Story originally published in The Apple Leaf May 15, 2013.
Most Wenatchee High School staff members interviewed by The Apple Leaf sympathize with Ed Knaggs, saying it would be hard for someone who loved kids to lose a teaching job. Of 14 staffers interviewed, only one completely agreed with the decision to terminate the former PE teacher. Eight staffers said those in leadership, either at the high school or district level, should be held accountable.
Every staffer who was interviewed declined to be identified. Most were leery of sharing their opinion and four declined to comment. One staffer made a reference to their paycheck, implying that even an anonymous comment could result in retaliation.
When the student drowning took place in November 2011, a clear set of pool policies were not in place. “I feel like it was a system failure, not a teacher failure,” a staffer said.
The hearing officer talked about the lack of district policies in his final decision, but since the incident, the school district has implemented a handbook for pool use. “If you don’t have a system in place, people are people, and errors will occur,” said a staffer. “It’s so easy to point fingers and pass blame after the fact,” they added.
A different staffer said that any pool manager in the state would know that “it wasn’t safe” in the pool prior to the drowning.
“I think both parties are at fault,” said one staffer. “Proper procedures weren’t in place, but I keep getting back to two different legal proceedings [that] have [found] negligence on Ed’s part,” they said.

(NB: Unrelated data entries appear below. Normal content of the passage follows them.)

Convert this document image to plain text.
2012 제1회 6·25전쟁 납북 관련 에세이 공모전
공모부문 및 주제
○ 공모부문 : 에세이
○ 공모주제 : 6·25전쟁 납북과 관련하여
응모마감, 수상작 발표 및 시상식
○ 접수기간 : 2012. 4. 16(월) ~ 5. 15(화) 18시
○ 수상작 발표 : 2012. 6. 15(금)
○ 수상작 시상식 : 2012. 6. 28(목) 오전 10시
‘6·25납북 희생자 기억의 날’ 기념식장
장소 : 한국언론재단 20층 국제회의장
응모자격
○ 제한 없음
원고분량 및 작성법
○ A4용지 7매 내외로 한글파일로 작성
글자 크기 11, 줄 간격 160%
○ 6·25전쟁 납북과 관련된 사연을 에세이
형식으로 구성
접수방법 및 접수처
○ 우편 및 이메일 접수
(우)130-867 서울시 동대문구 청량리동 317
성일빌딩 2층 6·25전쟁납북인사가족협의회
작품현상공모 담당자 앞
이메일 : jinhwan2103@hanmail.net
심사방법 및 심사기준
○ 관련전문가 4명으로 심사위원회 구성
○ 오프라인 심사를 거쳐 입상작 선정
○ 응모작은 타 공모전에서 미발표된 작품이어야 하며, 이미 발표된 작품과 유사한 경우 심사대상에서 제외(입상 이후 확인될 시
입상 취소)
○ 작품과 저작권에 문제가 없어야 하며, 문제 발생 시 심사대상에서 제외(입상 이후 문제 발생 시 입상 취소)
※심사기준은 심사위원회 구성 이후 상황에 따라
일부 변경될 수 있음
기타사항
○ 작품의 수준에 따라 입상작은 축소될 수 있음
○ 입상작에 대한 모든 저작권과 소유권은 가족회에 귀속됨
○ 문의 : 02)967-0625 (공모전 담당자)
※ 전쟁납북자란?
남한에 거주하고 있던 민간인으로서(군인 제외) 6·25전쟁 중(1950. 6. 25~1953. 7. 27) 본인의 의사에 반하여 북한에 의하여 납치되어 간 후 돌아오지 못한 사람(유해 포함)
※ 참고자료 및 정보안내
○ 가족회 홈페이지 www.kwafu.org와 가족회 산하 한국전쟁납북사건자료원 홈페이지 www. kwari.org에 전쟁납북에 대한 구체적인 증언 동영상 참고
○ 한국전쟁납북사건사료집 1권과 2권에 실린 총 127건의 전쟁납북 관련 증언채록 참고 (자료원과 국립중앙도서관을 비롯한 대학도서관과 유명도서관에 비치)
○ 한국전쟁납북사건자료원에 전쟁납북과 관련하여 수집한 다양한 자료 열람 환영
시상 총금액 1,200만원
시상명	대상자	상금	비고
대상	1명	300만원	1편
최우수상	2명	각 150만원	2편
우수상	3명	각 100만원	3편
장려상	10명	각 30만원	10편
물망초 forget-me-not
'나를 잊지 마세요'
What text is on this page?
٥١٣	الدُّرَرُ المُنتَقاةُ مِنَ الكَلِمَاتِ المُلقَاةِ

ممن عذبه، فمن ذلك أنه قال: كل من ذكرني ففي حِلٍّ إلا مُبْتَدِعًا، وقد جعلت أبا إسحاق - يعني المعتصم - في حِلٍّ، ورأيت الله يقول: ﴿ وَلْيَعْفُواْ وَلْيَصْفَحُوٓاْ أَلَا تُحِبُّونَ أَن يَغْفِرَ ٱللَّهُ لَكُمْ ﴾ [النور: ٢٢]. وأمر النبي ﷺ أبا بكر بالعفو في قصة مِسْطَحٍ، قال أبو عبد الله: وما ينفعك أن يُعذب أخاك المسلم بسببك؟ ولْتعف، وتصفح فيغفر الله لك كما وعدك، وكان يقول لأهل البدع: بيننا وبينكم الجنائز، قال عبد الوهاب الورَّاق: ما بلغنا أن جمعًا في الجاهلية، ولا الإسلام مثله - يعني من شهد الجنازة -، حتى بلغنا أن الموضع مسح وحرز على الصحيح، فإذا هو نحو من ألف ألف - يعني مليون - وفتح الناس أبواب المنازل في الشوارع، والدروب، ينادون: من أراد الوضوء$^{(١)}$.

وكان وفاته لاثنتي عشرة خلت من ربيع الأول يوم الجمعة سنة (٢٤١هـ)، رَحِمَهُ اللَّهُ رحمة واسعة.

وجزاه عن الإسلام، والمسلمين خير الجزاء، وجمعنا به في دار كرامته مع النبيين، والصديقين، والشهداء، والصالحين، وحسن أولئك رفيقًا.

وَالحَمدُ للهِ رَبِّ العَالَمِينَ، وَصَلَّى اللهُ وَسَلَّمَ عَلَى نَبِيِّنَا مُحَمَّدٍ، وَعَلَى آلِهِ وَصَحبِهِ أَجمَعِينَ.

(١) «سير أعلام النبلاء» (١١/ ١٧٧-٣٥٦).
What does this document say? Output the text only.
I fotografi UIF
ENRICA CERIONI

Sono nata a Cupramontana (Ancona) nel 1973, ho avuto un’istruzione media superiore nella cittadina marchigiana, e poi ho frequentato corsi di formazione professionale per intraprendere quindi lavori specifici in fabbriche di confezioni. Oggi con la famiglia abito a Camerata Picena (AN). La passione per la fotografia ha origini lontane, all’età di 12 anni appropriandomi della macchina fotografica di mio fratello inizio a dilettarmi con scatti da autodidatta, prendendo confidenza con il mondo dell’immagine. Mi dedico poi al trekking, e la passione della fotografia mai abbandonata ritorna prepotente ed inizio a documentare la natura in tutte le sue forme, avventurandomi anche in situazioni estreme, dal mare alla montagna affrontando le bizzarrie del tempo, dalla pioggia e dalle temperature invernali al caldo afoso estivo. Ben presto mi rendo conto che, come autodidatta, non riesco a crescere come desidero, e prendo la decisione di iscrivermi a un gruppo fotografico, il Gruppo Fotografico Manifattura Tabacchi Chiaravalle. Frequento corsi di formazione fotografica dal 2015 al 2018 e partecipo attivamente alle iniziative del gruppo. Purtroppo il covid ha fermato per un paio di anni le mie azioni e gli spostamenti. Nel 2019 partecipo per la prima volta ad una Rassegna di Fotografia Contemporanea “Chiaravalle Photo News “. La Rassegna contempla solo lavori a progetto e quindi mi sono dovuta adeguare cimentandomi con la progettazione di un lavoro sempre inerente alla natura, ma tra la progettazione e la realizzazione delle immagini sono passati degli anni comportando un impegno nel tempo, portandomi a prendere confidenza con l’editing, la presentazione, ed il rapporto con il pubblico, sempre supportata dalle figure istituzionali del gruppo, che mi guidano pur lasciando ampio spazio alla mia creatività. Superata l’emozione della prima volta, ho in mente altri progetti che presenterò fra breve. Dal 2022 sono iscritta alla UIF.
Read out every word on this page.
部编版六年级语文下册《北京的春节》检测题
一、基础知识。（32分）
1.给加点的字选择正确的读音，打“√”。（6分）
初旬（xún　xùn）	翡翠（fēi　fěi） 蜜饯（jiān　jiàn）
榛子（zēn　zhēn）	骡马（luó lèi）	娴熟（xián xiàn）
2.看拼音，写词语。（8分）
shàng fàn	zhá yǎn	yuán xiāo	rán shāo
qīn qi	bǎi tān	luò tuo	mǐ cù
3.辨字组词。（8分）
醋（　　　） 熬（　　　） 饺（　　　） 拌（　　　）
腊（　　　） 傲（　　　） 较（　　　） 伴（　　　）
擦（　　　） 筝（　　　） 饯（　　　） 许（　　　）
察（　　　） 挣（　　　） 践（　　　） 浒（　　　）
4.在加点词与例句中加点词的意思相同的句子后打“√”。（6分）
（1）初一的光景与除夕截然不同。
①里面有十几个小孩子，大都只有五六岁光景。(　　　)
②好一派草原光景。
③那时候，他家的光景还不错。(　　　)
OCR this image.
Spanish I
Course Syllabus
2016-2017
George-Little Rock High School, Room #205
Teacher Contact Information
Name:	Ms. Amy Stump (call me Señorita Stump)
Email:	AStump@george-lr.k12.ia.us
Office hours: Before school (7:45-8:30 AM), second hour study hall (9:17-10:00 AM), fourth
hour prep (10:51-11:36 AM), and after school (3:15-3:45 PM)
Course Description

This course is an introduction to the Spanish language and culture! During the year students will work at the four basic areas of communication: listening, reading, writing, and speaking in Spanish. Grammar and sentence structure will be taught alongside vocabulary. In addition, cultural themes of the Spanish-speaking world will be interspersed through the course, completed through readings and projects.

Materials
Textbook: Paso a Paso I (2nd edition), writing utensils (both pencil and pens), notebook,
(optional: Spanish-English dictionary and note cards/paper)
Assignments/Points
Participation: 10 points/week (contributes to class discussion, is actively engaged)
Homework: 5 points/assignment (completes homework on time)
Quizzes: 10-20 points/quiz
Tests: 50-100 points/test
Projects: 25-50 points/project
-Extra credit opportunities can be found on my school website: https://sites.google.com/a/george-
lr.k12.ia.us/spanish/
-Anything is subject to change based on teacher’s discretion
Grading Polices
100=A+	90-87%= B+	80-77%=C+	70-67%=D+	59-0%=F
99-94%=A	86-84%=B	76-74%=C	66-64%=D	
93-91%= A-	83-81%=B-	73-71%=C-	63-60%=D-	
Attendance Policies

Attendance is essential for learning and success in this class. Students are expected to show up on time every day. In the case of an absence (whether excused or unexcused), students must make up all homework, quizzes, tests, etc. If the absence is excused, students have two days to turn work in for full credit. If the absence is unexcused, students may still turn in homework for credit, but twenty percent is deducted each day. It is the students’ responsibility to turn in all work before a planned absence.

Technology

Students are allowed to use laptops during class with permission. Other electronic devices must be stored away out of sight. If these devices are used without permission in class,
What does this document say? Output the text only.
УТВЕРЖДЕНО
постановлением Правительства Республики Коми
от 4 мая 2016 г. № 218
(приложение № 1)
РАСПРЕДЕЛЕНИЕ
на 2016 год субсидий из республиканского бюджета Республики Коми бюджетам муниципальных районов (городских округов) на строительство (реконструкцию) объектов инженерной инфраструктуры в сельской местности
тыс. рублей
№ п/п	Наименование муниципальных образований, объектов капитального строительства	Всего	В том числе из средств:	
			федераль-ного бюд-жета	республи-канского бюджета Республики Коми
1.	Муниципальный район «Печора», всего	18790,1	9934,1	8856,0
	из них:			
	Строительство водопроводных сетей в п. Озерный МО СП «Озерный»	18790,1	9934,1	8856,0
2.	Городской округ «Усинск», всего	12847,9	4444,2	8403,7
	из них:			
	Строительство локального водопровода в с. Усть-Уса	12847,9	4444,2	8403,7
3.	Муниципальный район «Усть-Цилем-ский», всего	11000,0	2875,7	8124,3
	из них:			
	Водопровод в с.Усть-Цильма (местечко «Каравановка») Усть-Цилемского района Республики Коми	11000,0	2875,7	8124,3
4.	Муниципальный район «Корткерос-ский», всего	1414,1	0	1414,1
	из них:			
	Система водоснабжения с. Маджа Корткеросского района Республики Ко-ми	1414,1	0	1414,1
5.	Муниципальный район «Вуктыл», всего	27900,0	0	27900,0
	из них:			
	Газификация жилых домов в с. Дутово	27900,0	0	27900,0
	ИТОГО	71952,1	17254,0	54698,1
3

“There’s a larger issue,” said another WHS staffer. To them, it’s “inconceivable” that no WHS administrator was reprimanded. “The situation wasn’t safe and nobody [besides Knaggs] has been held responsible,” they said.
The one staffer who agreed with the school district’s decision to release Knaggs said, “I completely appreciate the position that the school district is in.” The staffer said it would be difficult to justify to parents how a student could be placed in the care of a teacher who previously had a student drown on their watch.
Another staffer thought that the blame, if any, should be passed to school district administrators.
Yet another teacher said no one should be punished to the extent of losing their job. Rather, they believe that Knaggs should have been placed on some type of probationary plan for maybe two years.
SCHOOL DISTRICT ROLE
In the hearing officer’s final decision document, he disclosed that Knaggs sent a WHS administrator an email 10 days before the accident saying there were “more students than normal who claim they cannot swim.” A staffer noted, “A lot of needs in our district go unmet and often the reason is we don’t have money to meet those needs.”
That was confirmed by another staffer, who said that they understand the PE department did request additional money in their budget prior to the accident, perhaps for more safety resources, but did not receive the funding.
A staffer referred to an “attitude” from the school district administration along the lines of “we [administrators] know what’s best.” The staffer said that leaves some teachers feeling “frustrated.”
After all that Knaggs has been through, a staffer said, “I know now as a teacher [that] if something bad happened in my class, I don’t feel [that] the district office would stand by me.” That staffer doesn’t think that Knaggs has been supported by the district.
Both PE department chairpersons, Ron Reeves and Maureen Rix, declined to comment. “I know they’ve been through hell,” a staffer from a different department said. “They’ve been traumatized too.”
Some teachers discussed what they thought of Knaggs on a personal level. “We always talked and he’s a really nice man; he really loved his job,” a staffer said.
“Teachers want to come out in support of him because we could all potentially be in his situation,” said the staffer who agreed with the district’s decision. “We all know that could be any of us; it’s horrifying.”
“Ed is a fine man and he’s a good teacher and he cared about his students,” a different staffer commented.
Another staffer became emotional during the interview. “The hardest and best part of this job is getting to try and help – and so I cannot imagine his pain,” they said, “and the fact that he can’t be a teacher.”
“It was a terrible accident,” said another staffer, “and sometimes you can’t explain accidents.”